Do
you remember The Game of Life®? In Milton Bradley's popular board game, players
progress through life stages making decisions that affect their prosperity.
Like those players, today's generations face financial decisions with lasting
effects. Here are some tips for staying focused despite life's ups and downs.
Generation Z (teens to early 20s):
Accustomed to instant
gratification, the "Digital Generation" may need to recognize that
financial success takes diligence and patience. Consider sharing the following
advice with the
Gen Zers in your life:
Live within your means. Your first paycheck
provides the chance to learn
valuable
lessons, such as creating a budget and
spending less than you earn.
Build a saving habit. You have one powerful advantage over other
generations--time. Why not
make saving automatic and direct a part of your
paycheck into a savings or investment account?
Understand credit and credit reports. A good credit history helps you get a car loan and a
mortgage, but a bad one can ruin your borrowing chances for years. Reviewing
your credit report
regularly can help you manage your finances and protect your
identity.
Generation Y (20s and early 30s):
In this group, you could be
juggling your first "real" job, college loans, marriage, a first
home, and young children. Consider these points:
Risk management isn't just for companies. Save 6 to 12 months' worth of living expenses in a savings account for unexpected emergencies. Review your insurance,
and at a minimum, have health and
property coverage. Also consider
disability insurance, which helps pay
the bills during a health crisis.
Start saving for retirement ... Like Generation Z, time is your strongest ally.

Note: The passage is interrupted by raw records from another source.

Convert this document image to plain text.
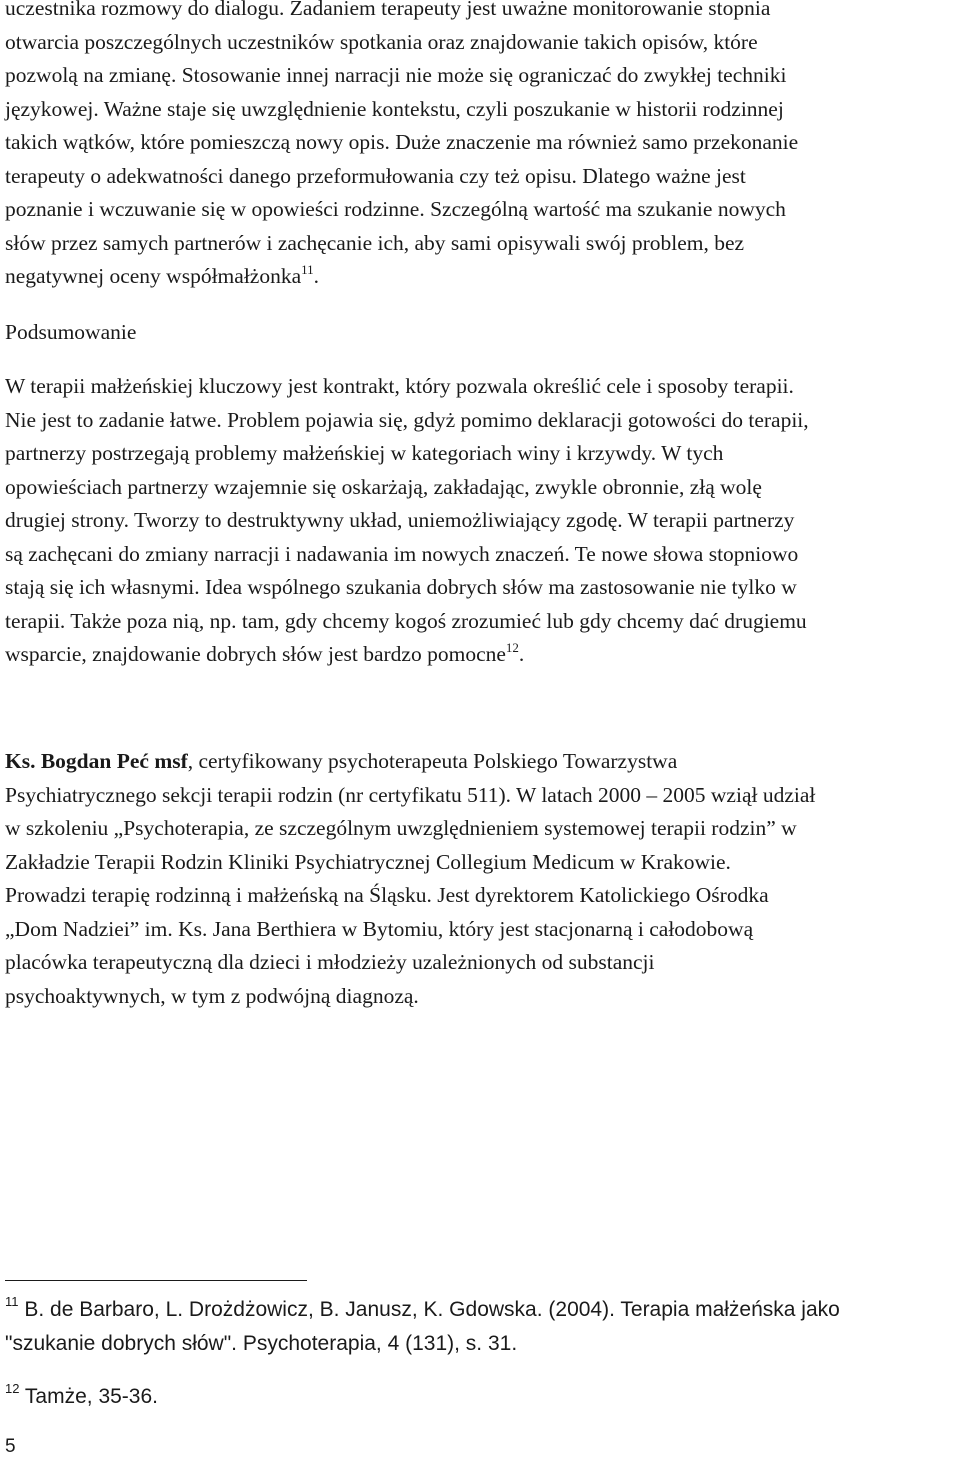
uczestnika rozmowy do dialogu. Zadaniem terapeuty jest uważne monitorowanie stopnia
otwarcia poszczególnych uczestników spotkania oraz znajdowanie takich opisów, które
pozwolą na zmianę. Stosowanie innej narracji nie może się ograniczać do zwykłej techniki
językowej. Ważne staje się uwzględnienie kontekstu, czyli poszukanie w historii rodzinnej
takich wątków, które pomieszczą nowy opis. Duże znaczenie ma również samo przekonanie
terapeuty o adekwatności danego przeformułowania czy też opisu. Dlatego ważne jest
poznanie i wczuwanie się w opowieści rodzinne. Szczególną wartość ma szukanie nowych
słów przez samych partnerów i zachęcanie ich, aby sami opisywali swój problem, bez
negatywnej oceny współmałżonka$^{11}$.

Podsumowanie

W terapii małżeńskiej kluczowy jest kontrakt, który pozwala określić cele i sposoby terapii.
Nie jest to zadanie łatwe. Problem pojawia się, gdyż pomimo deklaracji gotowości do terapii,
partnerzy postrzegają problemy małżeńskiej w kategoriach winy i krzywdy. W tych
opowieściach partnerzy wzajemnie się oskarżają, zakładając, zwykle obronnie, złą wolę
drugiej strony. Tworzy to destruktywny układ, uniemożliwiający zgodę. W terapii partnerzy
są zachęcani do zmiany narracji i nadawania im nowych znaczeń. Te nowe słowa stopniowo
stają się ich własnymi. Idea wspólnego szukania dobrych słów ma zastosowanie nie tylko w
terapii. Także poza nią, np. tam, gdy chcemy kogoś zrozumieć lub gdy chcemy dać drugiemu
wsparcie, znajdowanie dobrych słów jest bardzo pomocne$^{12}$.

Ks. Bogdan Peć msf, certyfikowany psychoterapeuta Polskiego Towarzystwa
Psychiatrycznego sekcji terapii rodzin (nr certyfikatu 511). W latach 2000 – 2005 wziął udział
w szkoleniu „Psychoterapia, ze szczególnym uwzględnieniem systemowej terapii rodzin” w
Zakładzie Terapii Rodzin Kliniki Psychiatrycznej Collegium Medicum w Krakowie.
Prowadzi terapię rodzinną i małżeńską na Śląsku. Jest dyrektorem Katolickiego Ośrodka
„Dom Nadziei” im. Ks. Jana Berthiera w Bytomiu, który jest stacjonarną i całodobową
placówka terapeutyczną dla dzieci i młodzieży uzależnionych od substancji
psychoaktywnych, w tym z podwójną diagnozą.

$^{11}$ B. de Barbaro, L. Drożdżowicz, B. Janusz, K. Gdowska. (2004). Terapia małżeńska jako
"szukanie dobrych słów". Psychoterapia, 4 (131), s. 31.

$^{12}$ Tamże, 35-36.

5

Participate in a retirement savings plan at work, if offered, and if your
employer offers a match (free money!), contribute enough to get all of it. If
you don't have a plan at work, open an individual retirement account (IRA) and
invest what you can (up to annual limits).
... And your children's college. In 18 years, a four-year degree could cost as much as
several hundred thousand dollars. Give your children a head start by saving
now.
Generation X (30s and 40s):
Home ownership, older
children, a career in full swing--if you're in this group, your finances may
take a back seat to life's daily demands. To help stay focused, consider the
following:
Retirement savings trump college savings. Don't risk your future to pay for your children's entire education. There's no financial
aid office in retirement.
Don't neglect your health. Are you experiencing new aches and pains? At this
age, medical issues can begin to surface, demanding time, energy, and financial
resources. Take care of yourself, and before an emergency arises, review your
health and disability coverage.
Create a will, if you don't already have one. This important document can help ensure your children are cared for and your assets
are distributed according to your
wishes. Medical directives should
also be established now.
Baby boomers (50s and 60s):
If you're in this age group,
you may have both adult children and elderly parents who need assistance, as
well as an impending or current retirement. Pointers for you include:
Shift your retirement savings into high gear. People over 50 benefit from higher savings limits on 401(k)s and IRAs. Strive for
the maximum.
Visit a financial professional. When should you tap Social Security and your
retirement savings? How should you invest your assets to potentially provide a
lifetime of income? A financial professional can be a critical coach at this
time of your life.
Investigate long-term care insurance. These policies help protect your family's assets from
the potentially devastating effects of long-term care. The older you get, the
more expensive these policies can be.
Retirees:
The Game of Life ends when
players reach retirement, but not so in real life--you still have years ahead
of you. Consider the following:
Review the basics. Whether you plan to travel to exotic locales or play board games with
your grandchildren, a key to happiness is living within your means. Develop a
realistic budget and don't exceed your spending limits.
Manage your income stream. A financial professional can help you choose vehicles
and determine an investment strategy to help ensure you don't outlive your
assets.
Plan for your family's well-being. A properly crafted estate plan can help you ensure
that your wishes are carried out--for both you and your family's peace of mind.